29 Evaluation Success in finding matching web pages was investigated. Evaluation based on 66 news stories from 9 half-hour news broadcasts. Web pages were found for 40% of stories. 7% of pages reported a closely related story, instead of that in the broadcast. Results are based on earlier version of the system, only using BBC web pages.

30 Using the Web Pages Web pages can be made available to the viewer as additional content. The web pages contain: A headline, summary and section for each story. High quality text that is readable, and contains correctly spelt proper names. They give more in depth coverage of the stories. Web pages could be included in the broadcast by the TV company. Or discovered by a device in viewers’ homes.

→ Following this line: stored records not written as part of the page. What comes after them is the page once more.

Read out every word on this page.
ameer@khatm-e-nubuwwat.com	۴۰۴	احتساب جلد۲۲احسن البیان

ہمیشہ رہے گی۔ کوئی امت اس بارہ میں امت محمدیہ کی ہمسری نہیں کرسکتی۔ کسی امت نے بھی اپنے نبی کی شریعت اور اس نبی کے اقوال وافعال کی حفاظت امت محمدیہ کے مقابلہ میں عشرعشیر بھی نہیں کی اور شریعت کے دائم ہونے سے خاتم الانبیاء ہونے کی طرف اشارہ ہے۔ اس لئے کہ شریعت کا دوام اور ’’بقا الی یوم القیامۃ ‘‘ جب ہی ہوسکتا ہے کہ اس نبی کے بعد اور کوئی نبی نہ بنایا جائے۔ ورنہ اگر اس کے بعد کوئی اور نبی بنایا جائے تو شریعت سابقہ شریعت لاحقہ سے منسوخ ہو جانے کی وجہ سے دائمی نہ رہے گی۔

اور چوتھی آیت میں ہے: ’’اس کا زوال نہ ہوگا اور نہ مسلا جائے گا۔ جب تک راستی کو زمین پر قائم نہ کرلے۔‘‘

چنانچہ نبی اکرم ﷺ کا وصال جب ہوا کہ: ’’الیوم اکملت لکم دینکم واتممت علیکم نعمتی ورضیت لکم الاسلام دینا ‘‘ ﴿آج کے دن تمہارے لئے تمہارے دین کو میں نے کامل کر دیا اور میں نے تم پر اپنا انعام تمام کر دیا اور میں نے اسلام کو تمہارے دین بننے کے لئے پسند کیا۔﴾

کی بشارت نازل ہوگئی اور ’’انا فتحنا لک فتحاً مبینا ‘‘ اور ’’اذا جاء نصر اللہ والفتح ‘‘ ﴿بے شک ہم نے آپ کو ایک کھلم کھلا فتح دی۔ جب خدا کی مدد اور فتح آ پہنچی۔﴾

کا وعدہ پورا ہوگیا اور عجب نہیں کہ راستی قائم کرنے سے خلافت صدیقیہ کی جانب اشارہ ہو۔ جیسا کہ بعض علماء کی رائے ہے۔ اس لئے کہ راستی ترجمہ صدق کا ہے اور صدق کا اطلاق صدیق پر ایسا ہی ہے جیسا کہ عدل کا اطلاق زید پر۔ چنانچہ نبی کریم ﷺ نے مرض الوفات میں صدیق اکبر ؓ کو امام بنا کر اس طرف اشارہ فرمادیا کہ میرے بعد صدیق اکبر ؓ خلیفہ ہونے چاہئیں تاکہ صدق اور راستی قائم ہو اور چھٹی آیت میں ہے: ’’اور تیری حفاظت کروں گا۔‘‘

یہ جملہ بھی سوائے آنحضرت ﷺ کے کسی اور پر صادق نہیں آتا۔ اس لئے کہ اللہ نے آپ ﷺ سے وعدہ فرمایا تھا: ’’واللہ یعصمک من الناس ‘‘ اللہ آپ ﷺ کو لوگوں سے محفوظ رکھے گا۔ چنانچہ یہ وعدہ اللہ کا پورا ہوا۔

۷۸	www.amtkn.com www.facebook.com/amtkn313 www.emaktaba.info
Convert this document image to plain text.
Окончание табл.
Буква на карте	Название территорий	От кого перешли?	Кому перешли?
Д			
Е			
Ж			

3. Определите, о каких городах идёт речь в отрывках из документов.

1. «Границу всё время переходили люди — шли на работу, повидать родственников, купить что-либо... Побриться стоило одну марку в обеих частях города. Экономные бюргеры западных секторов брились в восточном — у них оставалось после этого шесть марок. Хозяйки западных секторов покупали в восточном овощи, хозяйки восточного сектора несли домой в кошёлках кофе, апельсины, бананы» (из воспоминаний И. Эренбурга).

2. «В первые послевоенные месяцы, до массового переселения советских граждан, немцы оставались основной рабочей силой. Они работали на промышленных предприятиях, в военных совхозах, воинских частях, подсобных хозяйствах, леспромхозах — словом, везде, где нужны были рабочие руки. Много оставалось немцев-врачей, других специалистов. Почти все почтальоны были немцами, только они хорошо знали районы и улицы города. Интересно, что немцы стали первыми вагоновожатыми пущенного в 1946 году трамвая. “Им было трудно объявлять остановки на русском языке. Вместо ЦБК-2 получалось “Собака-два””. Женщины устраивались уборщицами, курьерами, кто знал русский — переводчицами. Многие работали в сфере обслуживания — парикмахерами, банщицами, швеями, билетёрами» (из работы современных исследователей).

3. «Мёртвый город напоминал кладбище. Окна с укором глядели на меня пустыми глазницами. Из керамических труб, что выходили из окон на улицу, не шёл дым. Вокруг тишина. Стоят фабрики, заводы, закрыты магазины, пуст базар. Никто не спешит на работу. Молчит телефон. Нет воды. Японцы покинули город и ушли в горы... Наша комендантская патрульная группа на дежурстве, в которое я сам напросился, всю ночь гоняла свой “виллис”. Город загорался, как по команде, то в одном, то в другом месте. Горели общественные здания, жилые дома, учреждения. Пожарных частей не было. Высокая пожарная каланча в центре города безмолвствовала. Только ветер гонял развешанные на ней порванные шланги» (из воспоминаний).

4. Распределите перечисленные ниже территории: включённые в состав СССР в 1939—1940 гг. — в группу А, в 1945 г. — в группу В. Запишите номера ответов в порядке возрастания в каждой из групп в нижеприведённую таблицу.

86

31 Semantic Annotation KIM can semantically annotate the text derived from the web pages: KIM will identify people, organizations, locations etc. KIM performs well on the web page text, but very poorly when run on the transcripts directly. This allows for semantic ontology-aided searches for stories about particular people or locations etcetera. So we could search for people called Sydney, which would be difficult with a text-based search.

32 Search for Entities

33 Story Retrieval

34 Summary of RichNews Rich News can automatically segment, describe and classify news broadcasts: Requires an on-line textual source that closely parallels the broadcasts. High precision, moderate recall (so far). Easy to adapt to other languages.